Now that you’ve got the basics and you’re getting better at recording your podcast, it’s time to raise the audio quality of your podcast! Here are my 3 simple steps to get a better audio podcast every time you record!
1. Know your voice and microphone placement.
If you speak loud like me, lean back when you get SUPER loud. If you speak softly, lean back! Test your recording and observe your waveforms.
As you listen to your audio again, note the points that seem super quiet and the points that seem super loud. Try to recreate these moments with your microphone to create the muscle memory needed for optimal placement of your voice. When in doubt, look for the quiet moments and the loud ones!
2. Get a pop filter.
It’s a small investment with a BIG return on investment! A pop filter will prevent loud and aggressive breathing from getting into your recording as well as PHH and TUH sounds.
Pop filters are available for less than $20 and attach to your mic stand. A pop filter is not the same as a windsock – so the soft little thing that comes with your mic stand that fits like a sock on top of the mic will not have the same effect.
Pop filters should be 3 to 4 inches away from your mic, and you should be 3 to 4 inches away from your pop filter. With a wind sock, you’ll probably be even closer to the microphone because nothing will stop you.
But why do you see some people holding a microphone directly in their mouth?
They probably use dynamic microphones that have a completely different configuration and sensor structure inside. They are designed to handle louder sounds and have a higher sound pressure level (screams per lady… uh… sound pressure level!).
If you took a Blue Yeti or an Audio Technica AT2020 or something similar, you probably have a condenser microphone that is designed to capture a much wider range of sounds with its delicate pickup.
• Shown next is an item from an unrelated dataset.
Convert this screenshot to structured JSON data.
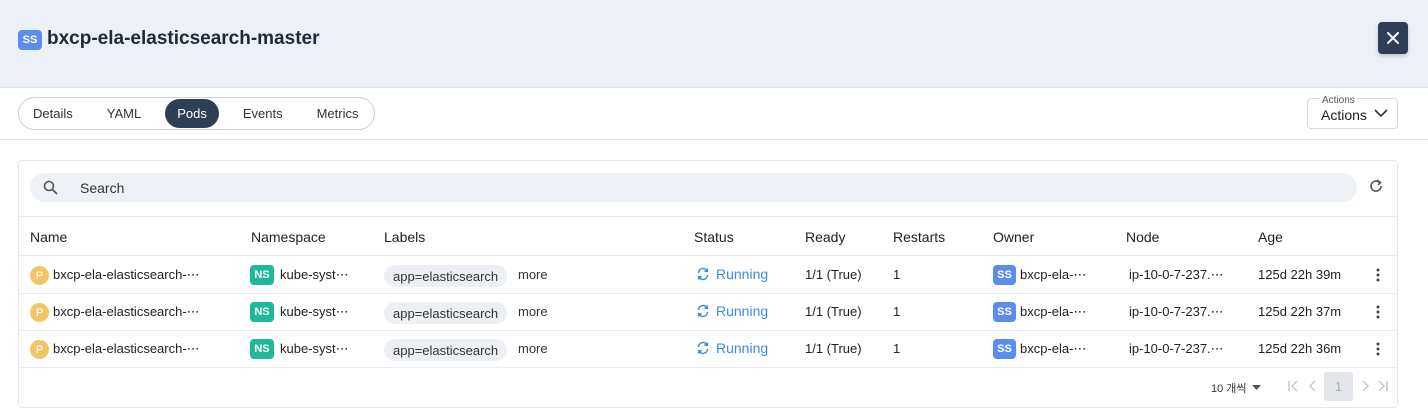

So don’t breathe into it aggressively, it sounds weird.
3. Adjust your input level as you record
It’s a bit more advanced, but the more you know about your voice and microphone placement, the easier it will be to see if your settings need to be changed while recording.
If you notice that your waveforms are too strong during a recording, you can lower the input level either on the microphone itself or in your recording application. It is better to adjust this later than to have a sound distorted by “clipping”.
Clipping is clearly visible in your waveform, because you will be able to see the top pitch of the waveform extending vertically beyond the track. You will also be able to see it if your level monitor enters the red zone.